Most studies are quantitative, and while they identify school exclusion, special education needs, and protective factors in increasing school engagement for youth on probation, a qualitative, contextual understanding that pays attention to the educational experiences and trajectories of girls on probation is absent. This is crucial given feminist scholarship underlining (i) racialized and gendered pathways (e.g., childhood sexual abuse, intimate partner violence, adultification bias) that disproportionately bring girls of color into system-involvement (Javdani et al., 2011; Epstein et al., 2017), and (ii) the paternalistic ways in which courts respond to girls (Anderson et al., 2023).
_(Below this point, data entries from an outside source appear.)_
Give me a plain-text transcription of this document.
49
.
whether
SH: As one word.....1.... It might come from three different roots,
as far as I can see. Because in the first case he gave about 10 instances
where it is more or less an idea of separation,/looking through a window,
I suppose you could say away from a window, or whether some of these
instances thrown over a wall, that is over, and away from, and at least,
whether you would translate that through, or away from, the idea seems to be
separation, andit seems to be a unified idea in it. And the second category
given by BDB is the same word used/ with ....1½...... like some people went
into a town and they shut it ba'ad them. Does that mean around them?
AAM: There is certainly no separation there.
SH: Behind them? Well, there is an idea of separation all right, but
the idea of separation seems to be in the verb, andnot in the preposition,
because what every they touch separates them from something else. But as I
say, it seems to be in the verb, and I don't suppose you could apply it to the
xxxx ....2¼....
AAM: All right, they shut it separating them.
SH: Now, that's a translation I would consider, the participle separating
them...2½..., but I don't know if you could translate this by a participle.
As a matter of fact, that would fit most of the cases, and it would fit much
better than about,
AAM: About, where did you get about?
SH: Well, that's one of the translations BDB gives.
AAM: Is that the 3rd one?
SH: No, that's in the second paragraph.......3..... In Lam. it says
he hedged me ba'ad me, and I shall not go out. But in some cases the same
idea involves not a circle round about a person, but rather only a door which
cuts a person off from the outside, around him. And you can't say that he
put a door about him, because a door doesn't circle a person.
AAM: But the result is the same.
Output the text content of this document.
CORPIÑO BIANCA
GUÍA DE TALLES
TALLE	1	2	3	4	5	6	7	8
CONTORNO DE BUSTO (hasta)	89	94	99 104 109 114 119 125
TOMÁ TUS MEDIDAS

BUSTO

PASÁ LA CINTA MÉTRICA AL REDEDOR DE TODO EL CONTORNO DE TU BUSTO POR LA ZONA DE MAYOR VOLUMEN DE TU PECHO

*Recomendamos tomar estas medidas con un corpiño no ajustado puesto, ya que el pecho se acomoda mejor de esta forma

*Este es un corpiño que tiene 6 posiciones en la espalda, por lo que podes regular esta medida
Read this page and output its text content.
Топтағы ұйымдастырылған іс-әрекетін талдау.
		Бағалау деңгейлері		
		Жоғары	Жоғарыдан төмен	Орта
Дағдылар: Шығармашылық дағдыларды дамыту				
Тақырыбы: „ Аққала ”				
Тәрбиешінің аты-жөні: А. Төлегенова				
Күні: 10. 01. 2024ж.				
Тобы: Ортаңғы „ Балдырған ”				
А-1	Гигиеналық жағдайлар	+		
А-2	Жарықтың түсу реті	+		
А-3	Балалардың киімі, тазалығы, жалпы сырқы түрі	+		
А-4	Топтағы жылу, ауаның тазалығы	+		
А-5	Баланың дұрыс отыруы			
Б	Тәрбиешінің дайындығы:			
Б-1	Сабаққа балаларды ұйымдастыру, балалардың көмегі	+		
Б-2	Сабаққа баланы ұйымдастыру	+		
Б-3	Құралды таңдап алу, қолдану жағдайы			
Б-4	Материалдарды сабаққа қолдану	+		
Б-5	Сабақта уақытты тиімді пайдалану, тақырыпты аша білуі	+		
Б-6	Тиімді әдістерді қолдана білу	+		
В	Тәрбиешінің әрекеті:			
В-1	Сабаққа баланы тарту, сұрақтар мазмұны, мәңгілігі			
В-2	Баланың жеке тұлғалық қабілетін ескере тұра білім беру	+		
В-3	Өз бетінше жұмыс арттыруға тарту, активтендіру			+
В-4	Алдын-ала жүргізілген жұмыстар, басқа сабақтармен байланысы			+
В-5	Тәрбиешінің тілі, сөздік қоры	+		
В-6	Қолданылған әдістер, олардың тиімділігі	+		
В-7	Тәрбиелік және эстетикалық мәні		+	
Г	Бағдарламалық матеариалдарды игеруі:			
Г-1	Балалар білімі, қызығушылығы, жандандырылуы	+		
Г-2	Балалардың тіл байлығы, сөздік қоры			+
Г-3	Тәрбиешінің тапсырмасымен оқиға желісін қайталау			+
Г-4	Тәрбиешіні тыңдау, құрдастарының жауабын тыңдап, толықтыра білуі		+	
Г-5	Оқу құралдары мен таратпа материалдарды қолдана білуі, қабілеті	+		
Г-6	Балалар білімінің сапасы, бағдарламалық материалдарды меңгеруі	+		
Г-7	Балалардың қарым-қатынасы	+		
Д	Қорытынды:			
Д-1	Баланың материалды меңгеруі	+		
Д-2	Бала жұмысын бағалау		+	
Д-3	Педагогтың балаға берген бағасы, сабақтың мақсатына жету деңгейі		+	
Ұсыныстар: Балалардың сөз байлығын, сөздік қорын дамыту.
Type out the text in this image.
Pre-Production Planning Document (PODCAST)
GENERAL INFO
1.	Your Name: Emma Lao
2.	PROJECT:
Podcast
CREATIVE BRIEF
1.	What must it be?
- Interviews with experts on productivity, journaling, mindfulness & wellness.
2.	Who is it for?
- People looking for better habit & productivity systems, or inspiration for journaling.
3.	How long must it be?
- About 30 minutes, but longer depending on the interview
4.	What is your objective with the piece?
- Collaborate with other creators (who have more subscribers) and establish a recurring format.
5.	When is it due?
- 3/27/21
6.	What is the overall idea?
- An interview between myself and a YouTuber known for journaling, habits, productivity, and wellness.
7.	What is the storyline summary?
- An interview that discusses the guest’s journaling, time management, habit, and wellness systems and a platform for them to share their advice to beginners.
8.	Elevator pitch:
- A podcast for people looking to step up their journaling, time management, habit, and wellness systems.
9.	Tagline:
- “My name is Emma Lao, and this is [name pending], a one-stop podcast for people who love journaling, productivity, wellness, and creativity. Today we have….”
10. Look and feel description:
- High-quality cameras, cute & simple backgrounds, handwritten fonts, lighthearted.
Methods: We conducted in-depth, longitudinal, mixed-methods case file review of a sample of 35 girls sentenced to probation in a Northeast state. Eligibility criteria for cases included having been sentenced to probation and the case being closed/sentence completed in 2020. The 35 cases were randomly sampled and included a detailed examination from girls’ offending through completion of the probation sentence. Our analysis allowed for a nuanced view of girls’ specific pathways (i.e. charges, family histories, trauma histories, neighborhood poverty, previous academic experiences, etc.) into the juvenile legal system and how their education is shaped by the interconnected systems they are involved in while on probation. Data were analyzed in Dedoose using thematic analysis (Braun & Clarke, 2006).
Results: Preliminary analyses suggest that incidents in schools, involvement with peers during offending behaviors, long-term involvement in child welfare, and sexual trauma are pathways into the juvenile legal system. System responses to girls’ delinquency include referrals to behavioral health treatments, compliance with home and school rules, limited engagement with other court-involved peers, etc. Post sentencing, there are increased expectations of how girls “should” behave; however, the data suggests girls’ inability to meet those demands in the absence of structural resources. Preliminary analyses suggest a deeper need to involve girls in their care coordination, and a structural understanding of how various systems are implicated in girls’ educational trajectories while on probation.
Conclusion and Implications: This study supports understanding how interconnected systems are implicated both in girls’ pathways to the juvenile legal system and their subsequent educational experiences while on probation. Analyses reveal contextual barriers to involving girls in the coordination of their care and hold the potential to inform policymaking both from an inter-agency and intra-agency perspective.